Googleの検索窓に「67」という2つの半角数字を打ち込むと、びっくりすることが起きる。
画面全体が突然揺れ動き出すのだ。
この奇妙な「67」の動きの裏側には、ある1人の少年とバスケットボール、そして中毒性の高い音楽が生み出したネット上の流行が深く関わっている。
「67」と入力すると画面が揺れる不思議な仕掛け
知っている人もいるかもしれないが、やったことない人は手持ちのスマホかPCでGoogleの検索画面(chromeのブラウザ)を開こう。
そこに半角で「67」と2つの数字を入力した後、スマホなら確定キー、PCならリターンキーを押すとあら大変。
画面が突然波を打ったように左右に揺れ始める。ページ全体がシーソーのように動く様子にびっくりするだろう。

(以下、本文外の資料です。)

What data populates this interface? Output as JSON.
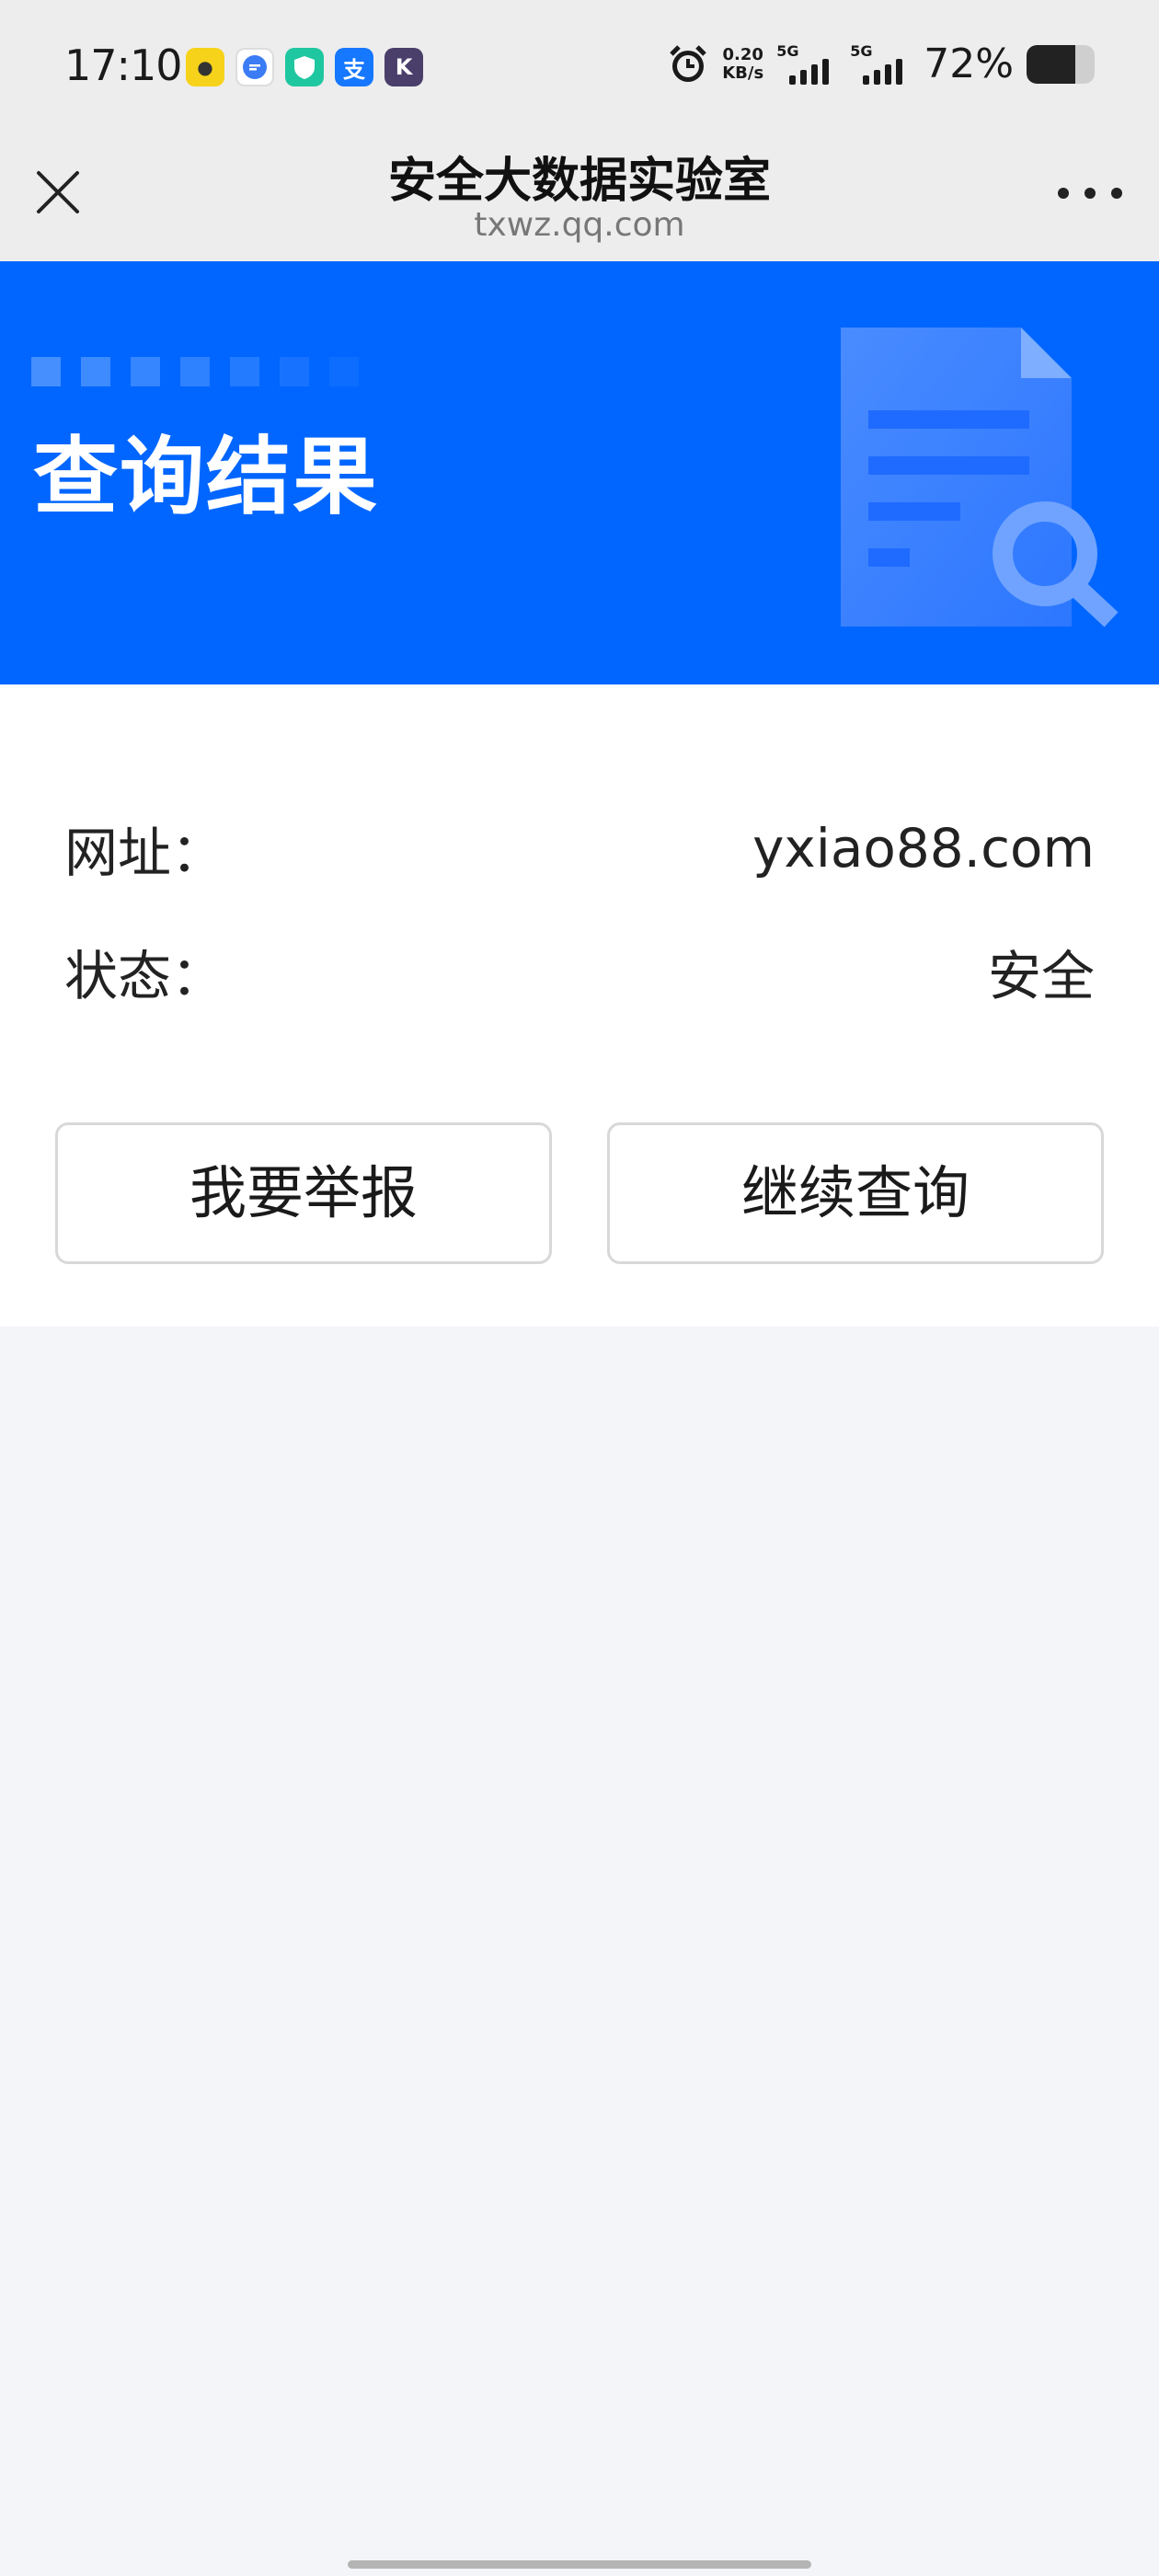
{
  "status_bar": {
    "time": "17:10",
    "net_speed_value": "0.20",
    "net_speed_unit": "KB/s",
    "sim1_label": "5G",
    "sim2_label": "5G",
    "battery_percent_text": "72%",
    "battery_level": 0.72,
    "app_icons": [
      "yellow-app-icon",
      "message-app-icon",
      "shield-app-icon",
      "alipay-icon",
      "k-app-icon"
    ]
  },
  "nav": {
    "title": "安全大数据实验室",
    "subtitle": "txwz.qq.com"
  },
  "banner": {
    "title": "查询结果",
    "bg_color": "#0066ff"
  },
  "result": {
    "url_label": "网址：",
    "url_value": "yxiao88.com",
    "status_label": "状态：",
    "status_value": "安全"
  },
  "actions": {
    "report_label": "我要举报",
    "continue_label": "继续查询"
  }
}
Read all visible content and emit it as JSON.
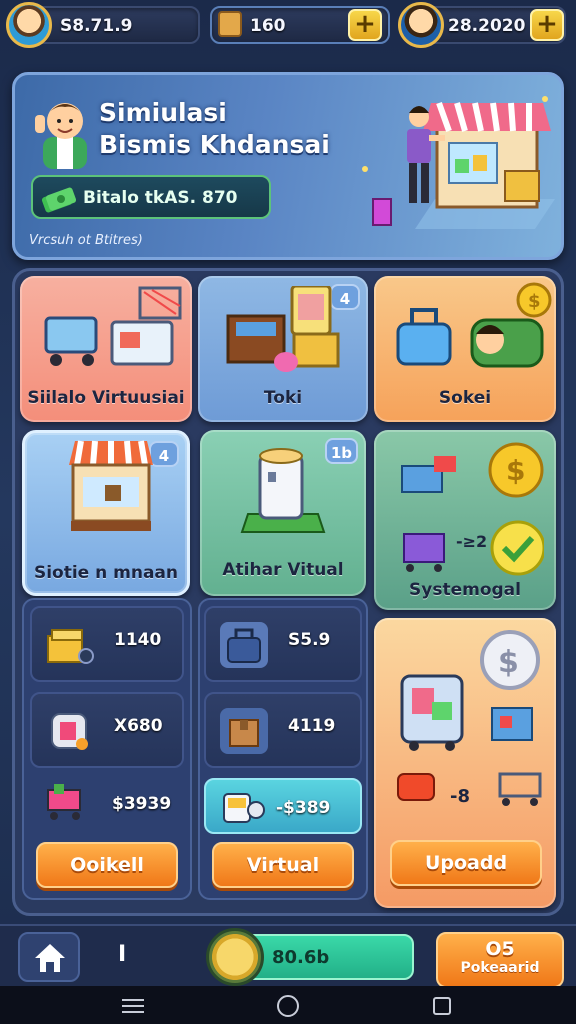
{
  "topbar": {
    "left_value": "S8.71.9",
    "center_value": "160",
    "right_value": "28.2020",
    "plus_symbol": "+"
  },
  "banner": {
    "title_line1": "Simiulasi",
    "title_line2": "Bismis Khdansai",
    "balance": "Bitalo tkAS. 870",
    "subtitle": "Vrcsuh ot Btitres)"
  },
  "cards": {
    "market": {
      "label": "Siilalo Virtuusiai"
    },
    "toko": {
      "label": "Toki",
      "badge": "4"
    },
    "sokel": {
      "label": "Sokei"
    },
    "stall": {
      "label": "Siotie n mnaan",
      "badge": "4"
    },
    "archive": {
      "label": "Atihar Vitual",
      "badge": "1b"
    },
    "system": {
      "label": "Systemogal",
      "arrow_text": "-≥2"
    },
    "upgrade": {
      "arrow_text": "-8"
    }
  },
  "mini_items": [
    {
      "value": "1140",
      "icon": "gold-bars-icon"
    },
    {
      "value": "X680",
      "icon": "safe-icon"
    },
    {
      "value": "S5.9",
      "icon": "bag-icon"
    },
    {
      "value": "4119",
      "icon": "box-icon"
    },
    {
      "value": "$3939",
      "icon": "cart-icon"
    },
    {
      "value": "-$389",
      "icon": "cash-machine-icon"
    }
  ],
  "buttons": {
    "ookell": "Ooikell",
    "virtual": "Virtual",
    "upgrade": "Upoadd"
  },
  "bottombar": {
    "home_icon": "home-icon",
    "counter": "I",
    "coins": "80.6b",
    "badge_top": "O5",
    "badge_bottom": "Pokeaarid"
  },
  "colors": {
    "accent_orange": "#f07818",
    "accent_green": "#2fbf8a",
    "panel_bg": "#2a3a60",
    "gold": "#f7d74a"
  }
}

だが安心してほしい。デバイスの故障や不具合が起きたわけではない。
最初からGoogleが仕込んだイースターエッグ(Easter egg)と呼ばれる隠し機能の1つなのだ。
なので画面が揺れてもすぐに元に戻る。
この機能は、特定の文化を知る人だけがニヤリとできる遊び心として実装された。
始まりはラッパーとNBA選手
この現象のルーツは、フィラデルフィアのラッパー、Skrillaがリリースした楽曲、「Doot Doot (67)にある。
この曲のリズミカルなフレーズが、NBAのスター選手であるラメロ・ボール氏のプレー動画に使用されたことで大きな注目を集めた。
ボール氏の身長がちょうど6フィート7インチ(約201cm)であったため、リズムに合わせて彼のスーパープレーを称える動画が次々とSNSに投稿されるようになった。
流行を決定づけた少年の叫び
流行をさらに加速させたのは、「TK」の愛称で知られるバスケットボールの若手選手、タイレン・キニー氏の仕草だった。
キニー氏がスターバックスの飲み物を評価する際に、両手のひらを交互に上下させながら「6、7点かな」と答えたジェスチャーが、ミーム独特の動きとして定着した。
さらにこのトレンドを決定づけたのが、2025年3月に投稿された動画だ。
マーベリック・トレビリアンという少年が、アマチュアバスケットボール大会の試合会場のコートサイドで、手を上下に振りながら「シックス・セブン!」と叫ぶ姿が映し出されていた。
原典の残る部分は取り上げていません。